Item 8.01. Other Events.

As previously disclosed, on October 5, 2021 (the "Agreement Date"), Ouster, Inc., a Delaware corporation (the "Company"), Sparrow Acquisition Sub., Inc., a Delaware corporation and wholly owned subsidiary of the Company ("Merger Sub"), Sense Photonics, Inc., a Delaware corporation ("Sense"), and Fortis Advisors LLC, solely in its capacity as the representative of securityholders of Sense ("Holders' Agent"), entered into an Agreement and Plan of Merger and Plan of Reorganization (the "Merger Agreement"), pursuant to which, and subject to the terms and conditions set forth in the Merger Agreement, Merger Sub agreed to merge with and into Sense (the "Merger"), with Sense surviving the Merger as a wholly owned subsidiary of the Company. A copy of the Merger Agreement was attached as Exhibit 2.1 to the Form 8-K filed by the Company with the Securities and Exchange Commission on October 5, 2021.
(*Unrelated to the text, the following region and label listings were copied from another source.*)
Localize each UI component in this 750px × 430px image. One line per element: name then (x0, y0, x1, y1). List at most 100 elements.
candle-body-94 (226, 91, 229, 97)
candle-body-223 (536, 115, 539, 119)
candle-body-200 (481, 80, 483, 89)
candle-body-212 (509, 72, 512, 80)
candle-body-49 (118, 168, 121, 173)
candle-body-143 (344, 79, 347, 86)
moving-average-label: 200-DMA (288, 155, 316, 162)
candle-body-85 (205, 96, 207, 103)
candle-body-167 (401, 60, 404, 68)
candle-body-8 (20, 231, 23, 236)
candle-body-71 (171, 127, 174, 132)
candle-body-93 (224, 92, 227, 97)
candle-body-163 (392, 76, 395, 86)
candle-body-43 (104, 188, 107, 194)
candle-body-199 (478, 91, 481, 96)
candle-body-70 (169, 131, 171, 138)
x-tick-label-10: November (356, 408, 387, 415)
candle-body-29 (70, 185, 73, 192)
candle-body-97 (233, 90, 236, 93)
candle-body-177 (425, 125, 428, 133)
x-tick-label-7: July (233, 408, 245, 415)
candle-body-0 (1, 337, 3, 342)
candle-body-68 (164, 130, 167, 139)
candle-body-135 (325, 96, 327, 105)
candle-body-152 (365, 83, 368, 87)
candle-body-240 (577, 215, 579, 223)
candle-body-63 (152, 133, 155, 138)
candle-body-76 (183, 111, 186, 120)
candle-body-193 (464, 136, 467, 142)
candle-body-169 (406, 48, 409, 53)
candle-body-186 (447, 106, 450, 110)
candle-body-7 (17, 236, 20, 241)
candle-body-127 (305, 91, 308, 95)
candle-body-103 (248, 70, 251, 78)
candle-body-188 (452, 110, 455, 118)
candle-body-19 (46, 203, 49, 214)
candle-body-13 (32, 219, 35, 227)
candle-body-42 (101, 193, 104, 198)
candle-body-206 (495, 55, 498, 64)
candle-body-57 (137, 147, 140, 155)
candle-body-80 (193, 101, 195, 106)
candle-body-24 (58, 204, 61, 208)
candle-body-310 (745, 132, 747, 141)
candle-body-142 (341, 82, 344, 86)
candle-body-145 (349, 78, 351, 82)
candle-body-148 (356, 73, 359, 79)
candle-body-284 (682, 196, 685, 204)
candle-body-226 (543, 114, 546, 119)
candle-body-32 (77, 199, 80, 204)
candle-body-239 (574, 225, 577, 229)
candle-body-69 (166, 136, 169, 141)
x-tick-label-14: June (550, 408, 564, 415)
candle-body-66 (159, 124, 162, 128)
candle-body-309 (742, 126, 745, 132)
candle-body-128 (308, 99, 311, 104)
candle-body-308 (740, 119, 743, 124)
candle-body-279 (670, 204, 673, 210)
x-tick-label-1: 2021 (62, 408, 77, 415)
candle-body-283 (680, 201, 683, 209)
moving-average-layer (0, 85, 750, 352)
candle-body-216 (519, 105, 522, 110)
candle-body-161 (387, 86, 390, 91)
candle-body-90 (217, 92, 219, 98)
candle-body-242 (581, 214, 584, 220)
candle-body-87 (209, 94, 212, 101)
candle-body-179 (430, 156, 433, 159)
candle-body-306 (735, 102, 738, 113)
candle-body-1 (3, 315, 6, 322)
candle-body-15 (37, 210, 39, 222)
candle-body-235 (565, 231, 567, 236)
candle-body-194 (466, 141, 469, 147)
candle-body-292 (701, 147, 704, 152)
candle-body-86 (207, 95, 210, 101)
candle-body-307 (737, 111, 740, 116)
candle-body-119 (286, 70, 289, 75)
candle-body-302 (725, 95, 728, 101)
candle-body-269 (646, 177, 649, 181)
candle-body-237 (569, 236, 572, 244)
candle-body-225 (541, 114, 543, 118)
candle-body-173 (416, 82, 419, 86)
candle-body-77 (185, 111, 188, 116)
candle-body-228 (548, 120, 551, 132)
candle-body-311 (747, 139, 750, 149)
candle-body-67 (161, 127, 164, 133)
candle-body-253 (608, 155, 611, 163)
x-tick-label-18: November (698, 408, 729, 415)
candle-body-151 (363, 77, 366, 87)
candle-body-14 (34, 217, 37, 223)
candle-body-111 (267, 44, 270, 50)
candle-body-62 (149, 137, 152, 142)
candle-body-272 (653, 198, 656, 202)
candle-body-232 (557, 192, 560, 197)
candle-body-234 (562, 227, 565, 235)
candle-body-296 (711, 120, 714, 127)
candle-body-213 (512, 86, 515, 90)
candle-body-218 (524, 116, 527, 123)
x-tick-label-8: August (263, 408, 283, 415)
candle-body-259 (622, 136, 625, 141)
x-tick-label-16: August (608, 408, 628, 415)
On October 22, 2021, the transactions contemplated by the Merger Agreement were consummated and the Company issued approximately 10 million shares of common stock as consideration for the Merger, inclusive of approximately 0.8 million shares underlying assumed options and approximately 1.6 million shares which have been initially held back by the Company for purposes of satisfying any post-closing purchase price adjustments and indemnification claims under the Merger Agreement. In addition, approximately 4.5 million restricted stock units issued to employees of Sense immediately prior to the Merger as retention incentives were assumed by the Company pursuant Merger Agreement.